In a nod to Washington, Macron said additional frameworks were needed for effectively dealing with the Iranian nuclear program, adding there needed to be a “capacity to complete” the 2015 accord known as the Joint Comprehensive Plan of Action.

These would ensure that “we will provide responses to Iran’s ballistic activity, but also to its destabilization in the region.”

Macron insisted that France, along with its European allies Britain and Germany, would keep up its demand for “full implementation” of the Iran nuclear deal.

Screen capture from video shows Iranian supreme leader Ayatollah Ali Khamenei openly weeping as he leads a prayer over the coffin of Gen. Qassem Soleimani, who was killed in Iraq in a US drone strike, in Tehran, Iran, January 6, 2020. (Iran Press TV via AP)

He added that they would “not accept the violations committed by Iran,” which has ramped up its nuclear activity in response to the US withdrawal.

Tensions have run dangerously high this year between Tehran and Washington following a US strike in January that killed Iranian Revolutionary Guard general Qassem Soleimani in Baghdad, prompting Tehran to retaliate with a ballistic missile strike on Iraqi bases housing American troops. The powerful commander was close to Iran’s supreme leader Ayatollah Ali Khamenei, who openly wept at his funeral.

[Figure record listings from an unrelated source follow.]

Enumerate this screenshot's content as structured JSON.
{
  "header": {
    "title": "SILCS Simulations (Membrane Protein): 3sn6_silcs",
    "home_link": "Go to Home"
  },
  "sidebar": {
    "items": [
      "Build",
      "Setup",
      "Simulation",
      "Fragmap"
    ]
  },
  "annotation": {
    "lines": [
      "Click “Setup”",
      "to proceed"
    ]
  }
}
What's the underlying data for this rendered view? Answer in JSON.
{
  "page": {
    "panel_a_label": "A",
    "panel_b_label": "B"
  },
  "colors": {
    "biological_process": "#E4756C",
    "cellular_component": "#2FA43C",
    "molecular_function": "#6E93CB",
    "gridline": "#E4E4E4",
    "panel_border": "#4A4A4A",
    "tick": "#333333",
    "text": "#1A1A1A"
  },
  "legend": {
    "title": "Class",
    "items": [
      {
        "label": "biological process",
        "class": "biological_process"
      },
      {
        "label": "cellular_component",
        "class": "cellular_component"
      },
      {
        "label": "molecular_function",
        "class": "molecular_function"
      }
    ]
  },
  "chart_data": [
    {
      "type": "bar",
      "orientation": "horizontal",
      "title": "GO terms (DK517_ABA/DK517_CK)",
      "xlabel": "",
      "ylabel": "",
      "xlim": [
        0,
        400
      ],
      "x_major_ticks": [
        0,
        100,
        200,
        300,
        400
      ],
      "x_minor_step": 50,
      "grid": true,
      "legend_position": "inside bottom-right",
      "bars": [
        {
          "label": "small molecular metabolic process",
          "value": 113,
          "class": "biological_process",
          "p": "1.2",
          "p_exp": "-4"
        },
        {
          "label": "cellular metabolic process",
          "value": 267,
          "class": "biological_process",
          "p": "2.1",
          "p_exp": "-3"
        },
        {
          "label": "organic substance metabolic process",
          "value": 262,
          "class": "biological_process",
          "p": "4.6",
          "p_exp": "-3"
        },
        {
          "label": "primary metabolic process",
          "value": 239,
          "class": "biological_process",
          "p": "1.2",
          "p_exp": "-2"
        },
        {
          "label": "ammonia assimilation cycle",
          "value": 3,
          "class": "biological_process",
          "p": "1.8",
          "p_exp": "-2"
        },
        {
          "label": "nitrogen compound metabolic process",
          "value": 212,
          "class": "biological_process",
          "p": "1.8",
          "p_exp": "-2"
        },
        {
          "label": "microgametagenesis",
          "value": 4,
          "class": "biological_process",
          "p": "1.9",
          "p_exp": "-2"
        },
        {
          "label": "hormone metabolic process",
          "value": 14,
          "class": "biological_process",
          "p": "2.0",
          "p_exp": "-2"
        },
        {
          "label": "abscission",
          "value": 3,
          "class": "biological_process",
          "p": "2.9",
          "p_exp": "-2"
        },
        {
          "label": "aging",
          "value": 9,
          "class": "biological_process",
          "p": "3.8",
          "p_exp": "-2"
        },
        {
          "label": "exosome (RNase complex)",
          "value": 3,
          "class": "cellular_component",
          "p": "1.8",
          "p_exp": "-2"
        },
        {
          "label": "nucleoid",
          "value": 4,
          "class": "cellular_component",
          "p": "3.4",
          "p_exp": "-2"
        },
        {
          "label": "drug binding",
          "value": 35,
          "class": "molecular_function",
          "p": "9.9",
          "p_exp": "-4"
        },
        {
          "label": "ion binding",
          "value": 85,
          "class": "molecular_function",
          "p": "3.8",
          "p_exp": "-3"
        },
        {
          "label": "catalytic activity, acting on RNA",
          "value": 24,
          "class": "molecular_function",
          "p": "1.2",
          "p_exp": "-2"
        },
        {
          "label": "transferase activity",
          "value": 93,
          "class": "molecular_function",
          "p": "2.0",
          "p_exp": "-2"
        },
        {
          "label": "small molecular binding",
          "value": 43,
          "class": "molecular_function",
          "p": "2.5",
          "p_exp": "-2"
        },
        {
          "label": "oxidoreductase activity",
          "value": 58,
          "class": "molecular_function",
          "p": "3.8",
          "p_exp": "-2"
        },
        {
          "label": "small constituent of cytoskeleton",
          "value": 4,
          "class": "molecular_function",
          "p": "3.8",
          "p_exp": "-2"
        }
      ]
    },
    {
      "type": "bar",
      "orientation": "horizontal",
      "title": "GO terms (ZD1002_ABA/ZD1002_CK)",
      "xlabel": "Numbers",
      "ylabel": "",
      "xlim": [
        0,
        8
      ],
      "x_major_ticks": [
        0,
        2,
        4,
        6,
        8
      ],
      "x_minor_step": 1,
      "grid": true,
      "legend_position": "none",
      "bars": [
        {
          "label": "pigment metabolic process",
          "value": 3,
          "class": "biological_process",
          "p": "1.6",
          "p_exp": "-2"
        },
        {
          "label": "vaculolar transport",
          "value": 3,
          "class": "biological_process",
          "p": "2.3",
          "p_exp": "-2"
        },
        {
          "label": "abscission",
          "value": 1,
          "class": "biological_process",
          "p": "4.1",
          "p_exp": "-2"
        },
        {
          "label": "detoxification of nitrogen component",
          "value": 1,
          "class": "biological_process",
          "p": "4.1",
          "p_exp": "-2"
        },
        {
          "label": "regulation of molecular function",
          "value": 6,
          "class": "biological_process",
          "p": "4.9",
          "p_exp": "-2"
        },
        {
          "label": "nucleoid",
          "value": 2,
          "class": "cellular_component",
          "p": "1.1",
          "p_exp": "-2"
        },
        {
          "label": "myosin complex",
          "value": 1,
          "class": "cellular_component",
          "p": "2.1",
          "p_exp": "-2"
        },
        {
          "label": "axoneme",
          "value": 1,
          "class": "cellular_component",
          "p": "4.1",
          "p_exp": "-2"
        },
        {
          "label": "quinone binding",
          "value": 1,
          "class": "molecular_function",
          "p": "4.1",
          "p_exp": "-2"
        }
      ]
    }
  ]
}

Rouhani mentioned the commander briefly in his speech, referring to him as an “assassinated hero.”

Trump, who faces a stiff reelection battle in November, has ramped up pressure on Iran since taking office and has increased US military presence in the Gulf as a centerpiece of his Mideast foreign policy.

“We are not a bargaining chip in US elections and domestic policy,” Rouhani said.

In his speech earlier Tuesday at the General Assembly, Trump called Iran “the world’s leading state sponsor of terror” and underlined the US killing of Soleimani, boasting, “We withdrew from the terrible Iran nuclear deal and imposed crippling sanctions.”